This library contains a set of classes for working with strings in UTF-8 format, as well as functions for converting strings in utf8, ANSI, utf16, utf32 formats.
The most commonly used format conversion operations are converting from ANSI encoding (on Windows), as well as from a Unicode string (on Windows it is a utf-16 encoded string; on Posix systems it is utf-32). This library allows to solve these problems by calling one of the conversion functions:
const wchar_t* unicode_str = L"тЕкст1 王明 Mötley Crüe";
std::string utf8_str = utf8::WstringToUtf8(unicode_str);
std::wstring unicode_str2 = utf8::Utf8ToWstring(utf8_str.c_str());
assert(wcscmp(unicode_str, unicode_str2.c_str()) == 0);
#ifdef _WIN32
WIN32_FIND_DATAA fd;
HANDLE h = FindFirstFileA(mask, &fd);
if (h != INVALID_HANDLE_VALUE)
{
std::string u8name = utf8::AnsiToUtf8(fd.cFileName);
FindClose(h);
}
#endif
In a utf-8 string, a character can be encoded with one, two, or three bytes (https://en.wikipedia.org/wiki/UTF-8). Thus, in general, the length of a string in characters and the length of a string in bytes are different values. Therefore, STL classes such as std::string are not suitable for a number of operations (for example, searching and extracting substrings). This library offers the utf8::String class for working with utf8 strings. This class is similar to std::string in many ways, but correctly implements all operations on working with a string in utf8
utf8::String u8str(u8"Абв");
printf("Number of characters: %zu\n", u8str.length()); // 3 characters
printf("Size in bytes: %zu\n", u8str.size()); // 6 bytes
utf8::Char ch(L'Ж');
u8str.ReplaceAt(1, ch); // now u8str contains "АЖв"

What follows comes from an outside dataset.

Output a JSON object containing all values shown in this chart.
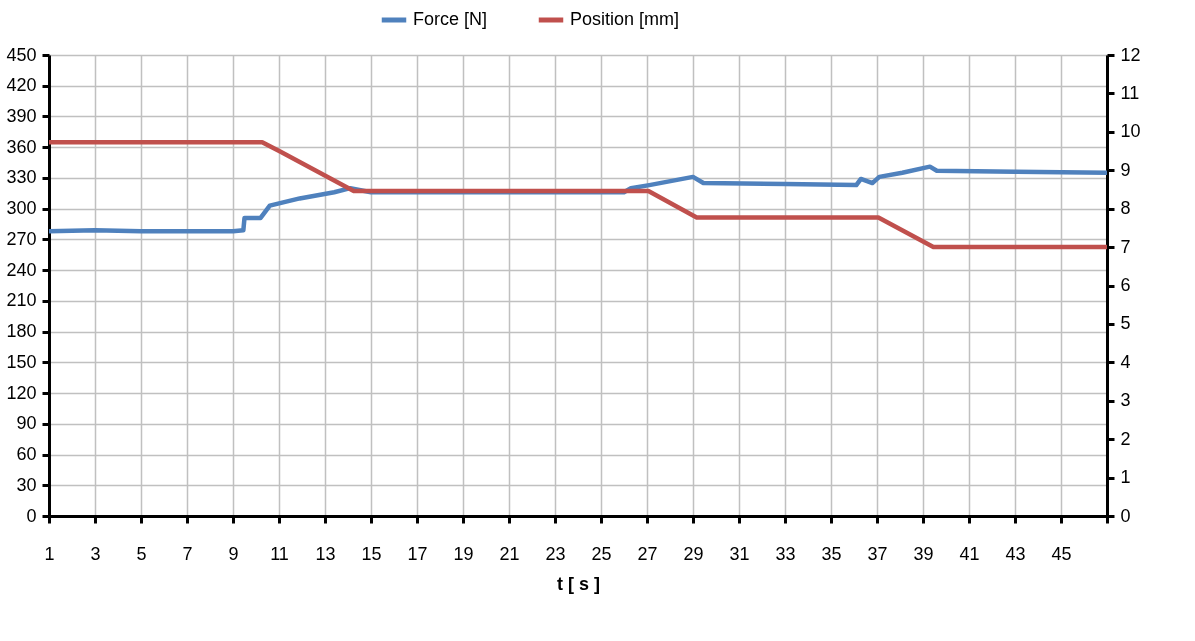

One of the problems when working with characters in a national encoding is the conversion of the character case. The utf8 library implements these methods for both Windows and Linux. Thus, the ToLowerCase and ToUpperCase methods of the utf8::String class are able to correctly perform such a conversion and do not require changes in С locale.

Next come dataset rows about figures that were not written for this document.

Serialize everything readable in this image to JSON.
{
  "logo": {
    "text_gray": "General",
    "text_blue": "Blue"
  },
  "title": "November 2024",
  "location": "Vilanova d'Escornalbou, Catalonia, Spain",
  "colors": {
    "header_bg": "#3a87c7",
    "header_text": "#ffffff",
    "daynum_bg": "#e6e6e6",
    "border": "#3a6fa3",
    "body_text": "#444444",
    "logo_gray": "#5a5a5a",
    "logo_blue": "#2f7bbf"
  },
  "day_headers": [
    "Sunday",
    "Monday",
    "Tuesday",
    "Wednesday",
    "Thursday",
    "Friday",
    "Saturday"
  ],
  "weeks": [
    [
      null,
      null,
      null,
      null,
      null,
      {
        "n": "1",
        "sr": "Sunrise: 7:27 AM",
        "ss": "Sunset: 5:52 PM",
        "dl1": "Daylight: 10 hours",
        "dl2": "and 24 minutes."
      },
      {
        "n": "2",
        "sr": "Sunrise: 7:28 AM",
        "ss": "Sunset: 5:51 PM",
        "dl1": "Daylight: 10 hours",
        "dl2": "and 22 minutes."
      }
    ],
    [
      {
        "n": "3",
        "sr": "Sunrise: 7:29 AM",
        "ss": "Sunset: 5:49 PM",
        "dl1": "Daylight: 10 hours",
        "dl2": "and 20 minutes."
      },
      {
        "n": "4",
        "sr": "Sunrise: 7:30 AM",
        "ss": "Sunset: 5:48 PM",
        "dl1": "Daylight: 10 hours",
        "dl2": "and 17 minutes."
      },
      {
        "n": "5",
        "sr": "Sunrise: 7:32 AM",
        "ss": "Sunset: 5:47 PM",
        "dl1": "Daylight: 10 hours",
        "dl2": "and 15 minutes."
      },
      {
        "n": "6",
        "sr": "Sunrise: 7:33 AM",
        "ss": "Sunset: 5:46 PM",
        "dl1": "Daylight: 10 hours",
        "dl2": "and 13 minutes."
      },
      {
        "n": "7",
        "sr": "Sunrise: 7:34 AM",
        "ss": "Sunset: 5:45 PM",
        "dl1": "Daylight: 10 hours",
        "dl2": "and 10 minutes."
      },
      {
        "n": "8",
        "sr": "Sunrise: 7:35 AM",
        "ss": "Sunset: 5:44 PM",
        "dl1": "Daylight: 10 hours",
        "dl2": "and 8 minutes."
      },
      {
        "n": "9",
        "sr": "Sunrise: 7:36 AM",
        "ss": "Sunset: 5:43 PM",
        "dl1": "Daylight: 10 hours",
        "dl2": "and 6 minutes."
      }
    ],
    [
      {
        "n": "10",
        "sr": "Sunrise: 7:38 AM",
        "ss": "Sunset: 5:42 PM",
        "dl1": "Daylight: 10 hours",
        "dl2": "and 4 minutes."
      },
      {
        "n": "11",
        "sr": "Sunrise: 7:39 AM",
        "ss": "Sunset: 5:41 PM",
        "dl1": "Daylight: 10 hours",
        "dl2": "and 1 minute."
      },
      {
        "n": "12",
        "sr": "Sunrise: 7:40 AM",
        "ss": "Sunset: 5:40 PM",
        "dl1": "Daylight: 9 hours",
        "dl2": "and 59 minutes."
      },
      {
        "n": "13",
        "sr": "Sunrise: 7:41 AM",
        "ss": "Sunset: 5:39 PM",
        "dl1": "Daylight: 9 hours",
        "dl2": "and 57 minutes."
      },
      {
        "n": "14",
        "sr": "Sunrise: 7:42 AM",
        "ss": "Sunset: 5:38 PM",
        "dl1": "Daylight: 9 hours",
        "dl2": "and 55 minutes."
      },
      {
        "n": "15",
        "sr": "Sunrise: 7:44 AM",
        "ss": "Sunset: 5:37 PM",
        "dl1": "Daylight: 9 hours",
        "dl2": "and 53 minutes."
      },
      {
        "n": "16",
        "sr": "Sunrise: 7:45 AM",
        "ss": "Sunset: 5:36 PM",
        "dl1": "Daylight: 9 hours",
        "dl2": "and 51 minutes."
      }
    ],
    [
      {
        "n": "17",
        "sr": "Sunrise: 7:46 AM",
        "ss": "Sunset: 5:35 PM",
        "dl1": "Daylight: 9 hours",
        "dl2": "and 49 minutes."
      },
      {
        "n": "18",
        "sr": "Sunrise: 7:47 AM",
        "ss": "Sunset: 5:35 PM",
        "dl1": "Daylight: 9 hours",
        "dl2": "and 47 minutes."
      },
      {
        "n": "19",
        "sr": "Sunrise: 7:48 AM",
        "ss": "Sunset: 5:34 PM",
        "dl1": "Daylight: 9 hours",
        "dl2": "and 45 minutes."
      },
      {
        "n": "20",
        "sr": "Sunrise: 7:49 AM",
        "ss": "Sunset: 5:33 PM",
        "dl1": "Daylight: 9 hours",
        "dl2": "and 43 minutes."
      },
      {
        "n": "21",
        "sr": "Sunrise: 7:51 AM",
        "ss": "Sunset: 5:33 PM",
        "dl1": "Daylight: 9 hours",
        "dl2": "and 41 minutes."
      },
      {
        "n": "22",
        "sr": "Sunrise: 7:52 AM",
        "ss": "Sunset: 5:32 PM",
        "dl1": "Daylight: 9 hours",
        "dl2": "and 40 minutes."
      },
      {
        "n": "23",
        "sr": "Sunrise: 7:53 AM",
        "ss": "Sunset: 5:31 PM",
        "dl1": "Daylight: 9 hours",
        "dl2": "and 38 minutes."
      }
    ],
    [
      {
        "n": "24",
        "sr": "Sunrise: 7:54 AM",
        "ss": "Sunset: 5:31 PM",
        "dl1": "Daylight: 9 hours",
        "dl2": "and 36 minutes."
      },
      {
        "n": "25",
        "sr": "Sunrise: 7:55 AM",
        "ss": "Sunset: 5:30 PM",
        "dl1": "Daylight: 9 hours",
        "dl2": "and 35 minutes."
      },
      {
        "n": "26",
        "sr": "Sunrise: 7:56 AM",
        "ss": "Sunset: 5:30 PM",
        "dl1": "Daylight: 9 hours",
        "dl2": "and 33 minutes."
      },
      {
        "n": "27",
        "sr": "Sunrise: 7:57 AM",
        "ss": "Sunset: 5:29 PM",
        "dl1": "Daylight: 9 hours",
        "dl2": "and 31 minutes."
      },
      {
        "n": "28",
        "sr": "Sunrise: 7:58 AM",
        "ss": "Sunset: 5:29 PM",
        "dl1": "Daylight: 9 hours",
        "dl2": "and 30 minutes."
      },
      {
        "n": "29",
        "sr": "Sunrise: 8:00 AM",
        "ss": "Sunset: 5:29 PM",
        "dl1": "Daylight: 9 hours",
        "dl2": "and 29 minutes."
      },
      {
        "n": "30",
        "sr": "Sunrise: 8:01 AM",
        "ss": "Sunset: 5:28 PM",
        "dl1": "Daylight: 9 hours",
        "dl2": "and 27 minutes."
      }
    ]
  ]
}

Utf-8 characters can occupy more than one byte. Thus, the built-in C char type is not fully suitable for storing utf8 characters. Since some of the utf8::String class methods accept or return a single character, the library defines a special type for storing a single character - utf8::Char.

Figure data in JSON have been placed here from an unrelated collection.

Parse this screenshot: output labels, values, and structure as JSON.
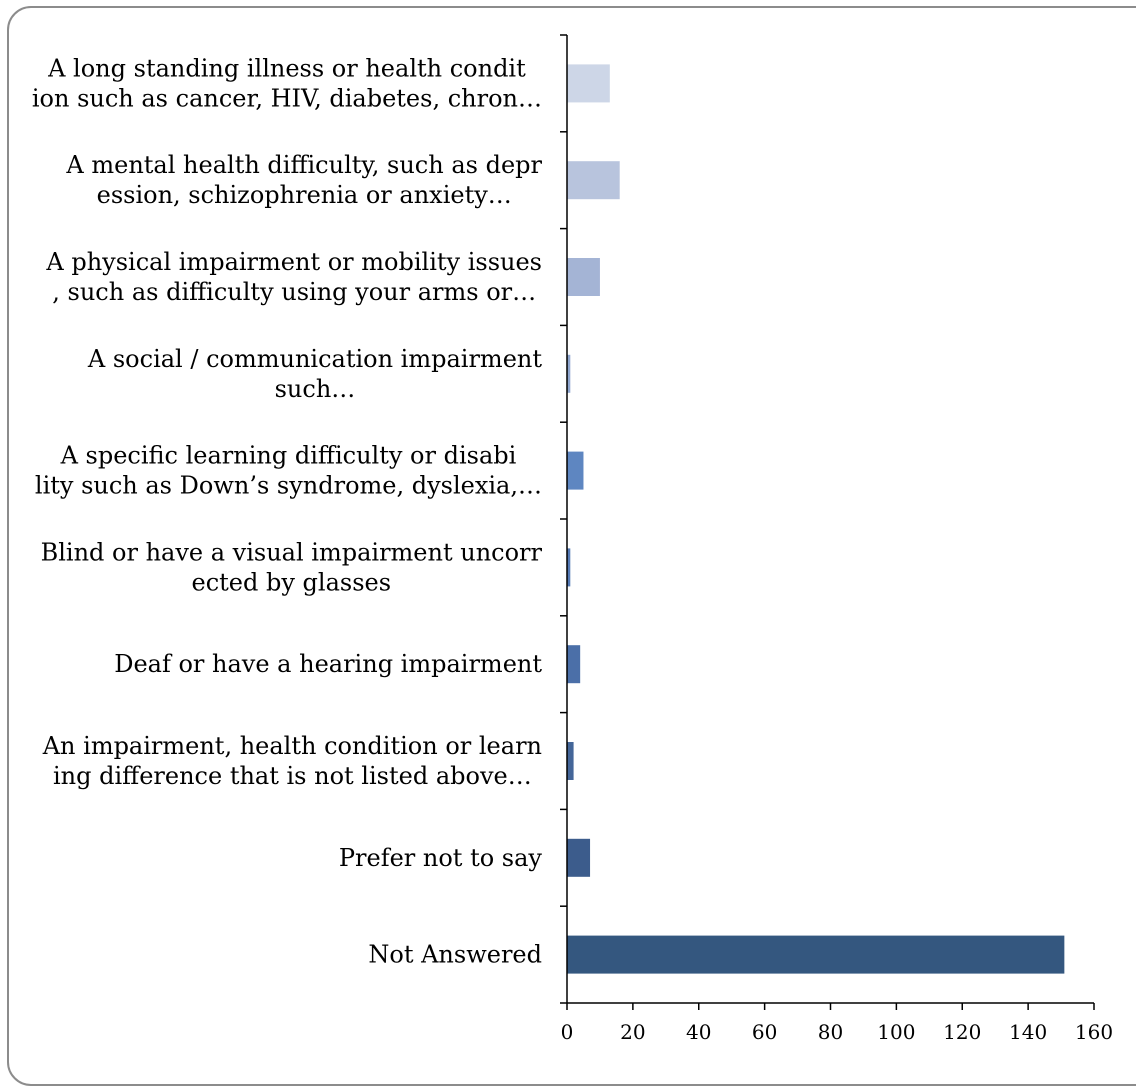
{
  "chart_data": {
    "type": "bar",
    "orientation": "horizontal",
    "categories": [
      [
        "A long standing illness or health condit",
        "ion such as cancer, HIV, diabetes, chron…"
      ],
      [
        "A mental health difficulty, such as depr",
        "ession, schizophrenia or anxiety…"
      ],
      [
        "A physical impairment or mobility issues",
        ", such as difficulty using your arms or…"
      ],
      [
        "A social / communication impairment",
        "such…"
      ],
      [
        "A specific learning difficulty or disabi",
        "lity such as Down’s syndrome, dyslexia,…"
      ],
      [
        "Blind or have a visual impairment uncorr",
        "ected by glasses"
      ],
      [
        "Deaf or have a hearing impairment"
      ],
      [
        "An impairment, health condition or learn",
        "ing difference that is not listed above…"
      ],
      [
        "Prefer not to say"
      ],
      [
        "Not Answered"
      ]
    ],
    "values": [
      13,
      16,
      10,
      1,
      5,
      1,
      4,
      2,
      7,
      151
    ],
    "bar_colors": [
      "#cdd6e7",
      "#b8c4dd",
      "#a4b4d5",
      "#8fa6cf",
      "#5e86c1",
      "#5479b5",
      "#4b6fa8",
      "#446699",
      "#3c5c8c",
      "#34577f"
    ],
    "xlim": [
      0,
      160
    ],
    "xticks": [
      "0",
      "20",
      "40",
      "60",
      "80",
      "100",
      "120",
      "140",
      "160"
    ],
    "title": "",
    "xlabel": "",
    "ylabel": "",
    "grid": false,
    "legend": "none"
  }
}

As is known, a character is encoded by 8 bits in several encodings at once. This is the Utf8 encoding, and the ANSI and latin encoding. In the C code, all this corresponds to const char*. In order to be able to distinguish these types when passing a pointer to a string to the methods of the utf8::String class, the helper classes Utf8Ptr and AnsiPtr are introduced.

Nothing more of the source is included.